小説「サークル○サークル」01-139. 「加速」
- 2012年08月07日
- 小説「サークル○サークル」
- サークル○サークル
アスカはコートをクリーニングに出すと、急いで家に帰った。けれど、すでにシンゴの姿はなかった。きっとどこかに息抜きにでも行っているのだろう、と思い、アスカはシャワーを浴びに行く。
人を好きになることで気持ちがこんなにもやもやすることがあるなんて、今までのアスカは知らなかった。いつだって、恋愛を客観的に見て、涼しい顔をして、対峙してきたのだ。

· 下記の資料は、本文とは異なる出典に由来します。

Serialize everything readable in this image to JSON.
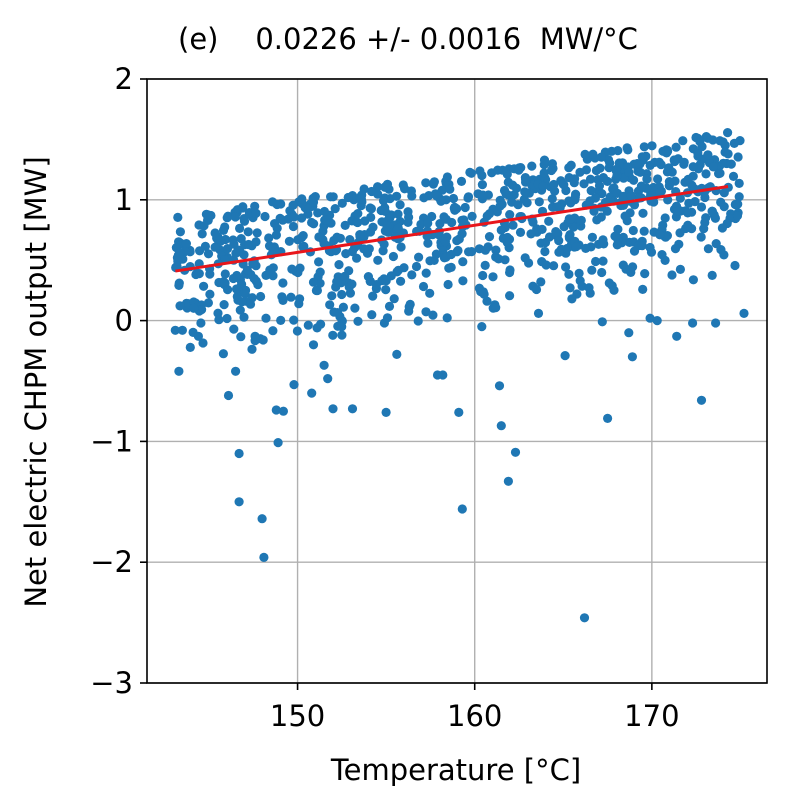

けれど、ここに来て、ヒサシと出会い、余裕がなくなっていった。本来の恋愛の形がこうであるのならば仕方がないことなのかもしれないが、アスカにとっては、自分のペースを乱されたような気がして、癪に障る。しかし、この状況に抗えないのも確かだ。
熱いシャワーを浴び、バスルームから出ると、用意していた洋服へと袖を通す。今日はバーの仕事は休みだ。このまま、今日は事務所に顔を出す必要もない。たまには料理をするのもいいかもしれない、と思ったアスカは髪を乾かすとそのままスーパーへと向かった。